Tired, dehydrated (despite plowing through bottle after bottle of water), almost out of sunscreen and resembling a human salt lick, we decided to wrench ourselves away from this natural wonder and back to the hostel, where we made for the comfort (if not the cleanliness) of the hostel pool. Puerto Iguazu was actually bumping on December 25th, which meant we blessedly had our choice of restaurants and corner shops to choose from. We went a little non-traditional with our Christmas feast, as it was too hot to fathom cooking in the kitchen, let alone eat anything warm. Therefore, we grabbed some pasta, tuna, canned corn, canned peas, tomatoes and onions and whipped together a cold pasta salad spiced heavily with black pepper, cayenne and a dressed with a mixture of mayo and vinegar.
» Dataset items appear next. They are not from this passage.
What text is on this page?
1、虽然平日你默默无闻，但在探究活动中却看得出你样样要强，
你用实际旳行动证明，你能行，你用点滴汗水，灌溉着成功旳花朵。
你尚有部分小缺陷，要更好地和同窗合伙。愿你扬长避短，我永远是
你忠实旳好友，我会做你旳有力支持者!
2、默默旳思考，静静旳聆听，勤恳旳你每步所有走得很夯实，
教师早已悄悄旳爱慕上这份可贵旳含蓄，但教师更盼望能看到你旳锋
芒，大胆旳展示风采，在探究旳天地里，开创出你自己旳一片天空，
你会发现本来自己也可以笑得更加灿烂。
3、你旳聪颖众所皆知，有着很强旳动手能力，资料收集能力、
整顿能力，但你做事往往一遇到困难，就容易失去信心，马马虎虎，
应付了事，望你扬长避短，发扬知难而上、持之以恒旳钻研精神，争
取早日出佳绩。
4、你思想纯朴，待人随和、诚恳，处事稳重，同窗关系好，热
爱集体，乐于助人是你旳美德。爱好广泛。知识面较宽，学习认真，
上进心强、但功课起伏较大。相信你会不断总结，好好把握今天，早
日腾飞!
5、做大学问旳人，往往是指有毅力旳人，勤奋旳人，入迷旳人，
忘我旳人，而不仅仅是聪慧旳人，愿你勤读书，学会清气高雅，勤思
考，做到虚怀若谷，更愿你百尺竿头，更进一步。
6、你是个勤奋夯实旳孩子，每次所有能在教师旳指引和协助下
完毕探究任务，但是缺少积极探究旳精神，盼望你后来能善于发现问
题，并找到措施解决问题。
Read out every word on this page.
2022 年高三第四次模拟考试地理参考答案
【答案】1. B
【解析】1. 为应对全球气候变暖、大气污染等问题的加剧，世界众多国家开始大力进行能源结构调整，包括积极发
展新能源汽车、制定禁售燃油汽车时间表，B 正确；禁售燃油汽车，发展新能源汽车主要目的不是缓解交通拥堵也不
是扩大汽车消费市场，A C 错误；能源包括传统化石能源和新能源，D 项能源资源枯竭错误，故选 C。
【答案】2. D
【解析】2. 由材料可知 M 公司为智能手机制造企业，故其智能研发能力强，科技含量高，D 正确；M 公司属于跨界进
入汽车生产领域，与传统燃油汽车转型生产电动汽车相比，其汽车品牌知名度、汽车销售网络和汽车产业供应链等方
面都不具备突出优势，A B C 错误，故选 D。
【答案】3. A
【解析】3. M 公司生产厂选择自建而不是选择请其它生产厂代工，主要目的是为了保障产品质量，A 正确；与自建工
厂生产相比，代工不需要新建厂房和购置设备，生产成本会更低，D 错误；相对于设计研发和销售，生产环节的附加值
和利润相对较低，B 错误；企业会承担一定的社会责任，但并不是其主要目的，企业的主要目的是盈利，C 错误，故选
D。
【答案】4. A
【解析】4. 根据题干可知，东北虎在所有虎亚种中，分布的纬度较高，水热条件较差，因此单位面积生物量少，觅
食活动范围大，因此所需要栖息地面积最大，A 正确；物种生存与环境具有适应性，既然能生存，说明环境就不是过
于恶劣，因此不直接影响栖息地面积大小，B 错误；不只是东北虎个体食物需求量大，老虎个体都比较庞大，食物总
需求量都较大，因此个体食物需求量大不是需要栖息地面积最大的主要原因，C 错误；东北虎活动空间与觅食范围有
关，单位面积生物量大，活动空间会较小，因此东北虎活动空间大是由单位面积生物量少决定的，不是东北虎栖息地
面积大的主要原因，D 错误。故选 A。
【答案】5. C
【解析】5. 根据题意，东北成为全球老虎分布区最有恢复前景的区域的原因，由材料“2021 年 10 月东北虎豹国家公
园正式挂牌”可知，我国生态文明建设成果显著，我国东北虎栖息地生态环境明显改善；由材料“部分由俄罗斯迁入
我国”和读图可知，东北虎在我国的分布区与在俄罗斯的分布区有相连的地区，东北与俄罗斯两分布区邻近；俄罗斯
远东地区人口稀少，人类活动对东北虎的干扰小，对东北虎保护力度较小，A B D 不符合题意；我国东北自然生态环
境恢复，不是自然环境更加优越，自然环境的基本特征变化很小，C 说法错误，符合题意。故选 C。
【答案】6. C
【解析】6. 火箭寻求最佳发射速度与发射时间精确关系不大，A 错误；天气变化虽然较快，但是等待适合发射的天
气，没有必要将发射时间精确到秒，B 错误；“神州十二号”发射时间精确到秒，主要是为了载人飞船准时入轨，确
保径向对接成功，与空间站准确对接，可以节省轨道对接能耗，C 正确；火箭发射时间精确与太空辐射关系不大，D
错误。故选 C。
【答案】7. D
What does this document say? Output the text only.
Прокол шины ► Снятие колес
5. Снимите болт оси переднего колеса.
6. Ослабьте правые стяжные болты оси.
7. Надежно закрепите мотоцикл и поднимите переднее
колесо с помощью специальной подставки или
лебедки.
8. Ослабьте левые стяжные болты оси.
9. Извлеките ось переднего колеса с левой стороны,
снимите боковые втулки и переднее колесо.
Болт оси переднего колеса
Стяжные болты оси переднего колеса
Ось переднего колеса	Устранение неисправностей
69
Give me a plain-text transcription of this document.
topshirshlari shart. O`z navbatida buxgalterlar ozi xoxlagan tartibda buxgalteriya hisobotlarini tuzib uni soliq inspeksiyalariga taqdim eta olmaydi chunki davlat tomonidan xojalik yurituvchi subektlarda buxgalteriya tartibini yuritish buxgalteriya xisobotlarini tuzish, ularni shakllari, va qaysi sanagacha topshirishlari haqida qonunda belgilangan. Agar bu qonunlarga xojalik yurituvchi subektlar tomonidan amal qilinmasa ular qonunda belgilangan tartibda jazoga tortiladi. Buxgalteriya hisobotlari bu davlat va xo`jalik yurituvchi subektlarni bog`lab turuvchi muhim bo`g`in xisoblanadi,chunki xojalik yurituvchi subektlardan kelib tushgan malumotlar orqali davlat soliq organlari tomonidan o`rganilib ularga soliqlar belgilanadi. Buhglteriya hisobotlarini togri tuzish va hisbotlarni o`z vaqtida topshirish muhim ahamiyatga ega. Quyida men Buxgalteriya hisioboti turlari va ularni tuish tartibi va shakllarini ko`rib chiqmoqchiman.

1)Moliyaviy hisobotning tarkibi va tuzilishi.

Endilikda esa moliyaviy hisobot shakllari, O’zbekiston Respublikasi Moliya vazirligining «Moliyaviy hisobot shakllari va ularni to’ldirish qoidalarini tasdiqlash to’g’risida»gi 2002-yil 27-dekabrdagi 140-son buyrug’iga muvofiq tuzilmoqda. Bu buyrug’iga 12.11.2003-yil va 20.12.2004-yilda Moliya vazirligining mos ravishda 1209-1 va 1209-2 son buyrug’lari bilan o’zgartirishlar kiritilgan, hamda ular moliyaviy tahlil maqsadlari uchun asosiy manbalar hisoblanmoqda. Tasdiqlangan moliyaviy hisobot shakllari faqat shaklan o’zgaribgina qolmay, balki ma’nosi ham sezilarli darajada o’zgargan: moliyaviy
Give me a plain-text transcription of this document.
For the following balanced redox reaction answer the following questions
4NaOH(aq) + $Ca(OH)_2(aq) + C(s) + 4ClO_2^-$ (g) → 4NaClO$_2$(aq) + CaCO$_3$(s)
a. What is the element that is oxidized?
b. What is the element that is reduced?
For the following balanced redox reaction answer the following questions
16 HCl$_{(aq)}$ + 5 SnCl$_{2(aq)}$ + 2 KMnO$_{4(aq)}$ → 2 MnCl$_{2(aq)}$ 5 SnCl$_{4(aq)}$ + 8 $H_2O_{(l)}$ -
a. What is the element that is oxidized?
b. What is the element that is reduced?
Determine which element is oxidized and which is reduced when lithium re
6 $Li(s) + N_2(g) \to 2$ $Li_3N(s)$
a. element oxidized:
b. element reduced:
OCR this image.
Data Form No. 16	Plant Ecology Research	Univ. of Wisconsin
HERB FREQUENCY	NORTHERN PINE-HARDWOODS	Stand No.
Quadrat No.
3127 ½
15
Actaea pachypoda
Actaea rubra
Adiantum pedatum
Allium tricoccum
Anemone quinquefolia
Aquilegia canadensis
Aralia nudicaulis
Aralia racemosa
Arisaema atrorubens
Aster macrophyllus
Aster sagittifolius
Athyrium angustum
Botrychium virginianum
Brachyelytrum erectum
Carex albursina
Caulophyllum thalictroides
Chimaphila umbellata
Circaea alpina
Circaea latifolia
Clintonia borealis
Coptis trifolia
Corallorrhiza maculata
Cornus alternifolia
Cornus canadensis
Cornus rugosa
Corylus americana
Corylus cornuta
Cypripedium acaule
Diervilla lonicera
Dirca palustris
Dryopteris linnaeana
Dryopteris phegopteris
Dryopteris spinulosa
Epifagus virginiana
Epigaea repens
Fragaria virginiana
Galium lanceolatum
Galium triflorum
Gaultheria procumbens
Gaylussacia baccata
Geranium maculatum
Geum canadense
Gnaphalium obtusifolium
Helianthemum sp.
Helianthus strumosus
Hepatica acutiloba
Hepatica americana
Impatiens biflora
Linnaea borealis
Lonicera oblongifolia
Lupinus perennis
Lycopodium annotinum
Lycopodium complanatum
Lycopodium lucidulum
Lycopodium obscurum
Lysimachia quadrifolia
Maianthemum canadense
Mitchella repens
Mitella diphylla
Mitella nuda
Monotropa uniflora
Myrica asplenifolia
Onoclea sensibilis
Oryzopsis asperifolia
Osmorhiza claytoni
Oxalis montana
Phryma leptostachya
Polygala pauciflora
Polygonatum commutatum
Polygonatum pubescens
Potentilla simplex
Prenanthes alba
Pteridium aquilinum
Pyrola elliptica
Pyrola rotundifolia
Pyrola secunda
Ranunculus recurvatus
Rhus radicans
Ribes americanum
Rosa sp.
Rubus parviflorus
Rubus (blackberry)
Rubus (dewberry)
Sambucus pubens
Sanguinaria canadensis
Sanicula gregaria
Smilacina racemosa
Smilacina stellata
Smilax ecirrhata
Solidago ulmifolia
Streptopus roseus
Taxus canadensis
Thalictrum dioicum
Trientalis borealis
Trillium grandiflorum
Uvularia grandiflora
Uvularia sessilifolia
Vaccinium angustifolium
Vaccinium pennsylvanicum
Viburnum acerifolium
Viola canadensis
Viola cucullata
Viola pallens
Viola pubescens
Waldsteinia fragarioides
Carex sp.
Divine. Our gifts to each other were more practical than anything but made us much the happier couple...we decided to pay a bit more and upgrade to the air conditioned dorm room for the next two nights, which was the most amazing present we could have gifted.

Our final day in Puerto Iguazu revolved around maintaining a close proximity to the pool (which due to lack of chlorine and filtering was fast approaching a greenish hue but was still infinitely better than being hot), eating leftover tuna pasta salad, drinking icy beverages, reading till our eyes crossed and not looking forward to our 24 bus ride to Buenos Aires the following day. All in all, despite our original Christmas plans falling through and a slightly depressing Christmas Eve, we will always look back on spending Christmas 2012 in Iguazu as a truly magical memory. While I´ve been abroad for the holidays before, this was Steve´s first time and although I know it weighed heavily on his heart to be so far away, he was a true champ. It´s always hard to be far from the comforts of home and loved ones over the holidays, especially when nothing about the climate or landscape resembles the festivities and atmosphere you´re so used to. However, this Christmas helped remind us that as long as we´re with each other we´re home.